Doctors have welcomed changes to Medicare Benefits Schedule item numbers despite a campaign against the changes by Labor, but some surgeons say further tweaks to the system will be required in coming months.

The support of key medics comes as the federal government brokered a deal with the Australian Medical Association for postimplementation monitoring of the MBS changes. The government is also promising to expand its out-of-pocket costs website and provide more information for patients on private health insurance rebates coinciding with the Medicare overhaul.

In return the AMA has accepted the Medicare changes commencing on July 1 as clinically appropriate, including new items for plastic and reconstructive surgery.

Under the changes, there are sweeping reforms to MBS item numbers for general surgery procedures , orthopaedic surgery and cardiac surgery. The changes follow the final report of the Medicare Benefits Schedule Review Taskforce in December last year.

The changes to interventional cardiac services consolidate what used to be a large number of different MBS item numbers into one item number for each patient procedure that depends on whether the doctor is treating disease in one, two or three vascular territories of the heart, for example.

Doctors will also need to provide the reasons they are undertaking a particular procedure on a patient.

Michael Feneley, a spokesman for the Cardiac Society of Australia and New Zealand, said the new item number procedures – known as appropriate use criteria would also guarantee that taxpayer money was being spent appropriately on cardiac services.

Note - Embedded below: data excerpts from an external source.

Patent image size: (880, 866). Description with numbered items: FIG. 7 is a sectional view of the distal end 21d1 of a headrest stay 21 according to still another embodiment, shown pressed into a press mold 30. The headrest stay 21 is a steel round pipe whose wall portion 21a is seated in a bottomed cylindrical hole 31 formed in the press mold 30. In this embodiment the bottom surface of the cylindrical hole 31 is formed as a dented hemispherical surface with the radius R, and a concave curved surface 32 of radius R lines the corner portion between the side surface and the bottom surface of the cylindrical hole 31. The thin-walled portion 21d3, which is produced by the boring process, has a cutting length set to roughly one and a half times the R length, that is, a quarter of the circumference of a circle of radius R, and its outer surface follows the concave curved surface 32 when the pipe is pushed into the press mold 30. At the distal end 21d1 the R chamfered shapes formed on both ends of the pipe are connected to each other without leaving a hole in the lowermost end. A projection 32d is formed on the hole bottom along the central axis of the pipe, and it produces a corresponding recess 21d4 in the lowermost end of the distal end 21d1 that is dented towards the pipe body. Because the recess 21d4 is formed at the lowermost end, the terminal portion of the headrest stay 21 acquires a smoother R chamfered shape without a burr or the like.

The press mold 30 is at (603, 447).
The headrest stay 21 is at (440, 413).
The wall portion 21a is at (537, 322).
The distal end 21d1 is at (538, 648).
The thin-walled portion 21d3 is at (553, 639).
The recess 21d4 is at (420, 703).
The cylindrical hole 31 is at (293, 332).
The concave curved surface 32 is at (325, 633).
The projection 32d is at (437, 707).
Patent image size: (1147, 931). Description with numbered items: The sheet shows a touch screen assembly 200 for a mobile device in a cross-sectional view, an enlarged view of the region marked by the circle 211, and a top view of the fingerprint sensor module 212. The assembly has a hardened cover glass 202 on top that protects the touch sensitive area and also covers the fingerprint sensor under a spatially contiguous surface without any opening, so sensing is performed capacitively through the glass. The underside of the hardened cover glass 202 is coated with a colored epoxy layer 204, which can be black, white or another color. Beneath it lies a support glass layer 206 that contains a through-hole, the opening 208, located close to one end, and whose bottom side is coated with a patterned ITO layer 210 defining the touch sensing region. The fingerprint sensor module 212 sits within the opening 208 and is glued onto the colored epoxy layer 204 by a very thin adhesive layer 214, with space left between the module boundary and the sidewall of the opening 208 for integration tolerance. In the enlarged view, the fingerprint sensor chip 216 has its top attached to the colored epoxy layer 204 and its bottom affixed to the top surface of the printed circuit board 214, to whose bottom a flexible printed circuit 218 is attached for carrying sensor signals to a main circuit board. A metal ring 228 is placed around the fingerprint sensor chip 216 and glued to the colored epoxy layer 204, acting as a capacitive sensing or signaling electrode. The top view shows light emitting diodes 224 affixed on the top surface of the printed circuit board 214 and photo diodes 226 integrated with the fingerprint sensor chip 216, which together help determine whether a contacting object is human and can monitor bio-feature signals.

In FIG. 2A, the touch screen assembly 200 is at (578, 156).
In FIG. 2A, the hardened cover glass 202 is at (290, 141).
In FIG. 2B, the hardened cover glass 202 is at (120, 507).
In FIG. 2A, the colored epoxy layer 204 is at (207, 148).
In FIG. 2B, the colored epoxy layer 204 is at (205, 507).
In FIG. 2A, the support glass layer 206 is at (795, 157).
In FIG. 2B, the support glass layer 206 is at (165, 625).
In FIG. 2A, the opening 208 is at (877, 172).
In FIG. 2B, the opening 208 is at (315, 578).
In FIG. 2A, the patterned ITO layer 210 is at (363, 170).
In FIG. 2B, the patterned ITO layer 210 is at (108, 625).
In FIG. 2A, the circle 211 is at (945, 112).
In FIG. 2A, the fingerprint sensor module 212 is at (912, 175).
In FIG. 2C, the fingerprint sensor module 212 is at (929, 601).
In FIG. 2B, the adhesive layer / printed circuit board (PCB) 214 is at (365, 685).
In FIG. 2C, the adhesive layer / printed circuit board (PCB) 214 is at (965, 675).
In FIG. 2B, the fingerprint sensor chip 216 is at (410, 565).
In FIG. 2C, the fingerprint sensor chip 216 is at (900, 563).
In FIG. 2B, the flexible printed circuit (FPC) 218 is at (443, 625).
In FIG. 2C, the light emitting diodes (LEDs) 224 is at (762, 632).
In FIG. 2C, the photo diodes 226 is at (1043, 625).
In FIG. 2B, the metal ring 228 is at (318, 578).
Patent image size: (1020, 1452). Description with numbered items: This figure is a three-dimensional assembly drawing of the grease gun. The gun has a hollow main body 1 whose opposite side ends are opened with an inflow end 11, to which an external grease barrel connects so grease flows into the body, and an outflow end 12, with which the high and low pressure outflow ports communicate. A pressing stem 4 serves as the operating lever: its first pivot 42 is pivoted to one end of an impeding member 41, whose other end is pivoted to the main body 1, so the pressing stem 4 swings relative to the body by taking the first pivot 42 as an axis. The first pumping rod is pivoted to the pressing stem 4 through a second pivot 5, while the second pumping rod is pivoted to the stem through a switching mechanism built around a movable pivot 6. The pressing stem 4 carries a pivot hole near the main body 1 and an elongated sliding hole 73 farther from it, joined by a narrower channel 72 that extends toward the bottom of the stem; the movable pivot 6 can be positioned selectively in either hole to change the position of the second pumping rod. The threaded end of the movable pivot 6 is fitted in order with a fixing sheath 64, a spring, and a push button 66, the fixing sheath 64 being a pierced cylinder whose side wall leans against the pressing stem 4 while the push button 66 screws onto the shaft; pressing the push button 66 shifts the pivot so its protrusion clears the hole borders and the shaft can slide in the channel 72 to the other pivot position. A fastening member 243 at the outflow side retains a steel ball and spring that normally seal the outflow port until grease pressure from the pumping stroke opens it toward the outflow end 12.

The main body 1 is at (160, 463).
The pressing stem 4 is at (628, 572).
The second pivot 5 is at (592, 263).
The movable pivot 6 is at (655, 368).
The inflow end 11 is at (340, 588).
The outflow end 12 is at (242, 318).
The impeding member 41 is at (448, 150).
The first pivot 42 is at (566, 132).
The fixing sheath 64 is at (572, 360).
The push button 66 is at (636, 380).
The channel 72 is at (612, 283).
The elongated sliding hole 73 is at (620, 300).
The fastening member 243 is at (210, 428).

“What it means is, instead of just describing what you do and getting paid for it, the reasons that you do it are actually part of the structure of the item number,” he said.

“It means we’re being very clear when it’s appropriate to do something and when it’s not.”

The Australian Orthopaedic Association also says it is broadly supportive of the Medicare changes.

However, the AOA is disappointed that some hip arthroscopy procedures will no longer attract Medicare funding, and it says newer procedures for the wrist, the hand and the shoulder have not been recognised . The changes to hip arthroscopy item numbers were recommended by the Medical Services Advisory Committee over concerns item numbers were being misused.

AOA president Michael Gillespie said: “We’re broadly supportive of the MBS changes because there were a lot of obsolete numbers that did need to be reviewed and there is a lot of new technology that wasn’t captured by some of the old descripts.

“But we are concerned that some of the new numberings do not reflect the techniques that are of a proven benefit that are omitted altogether.”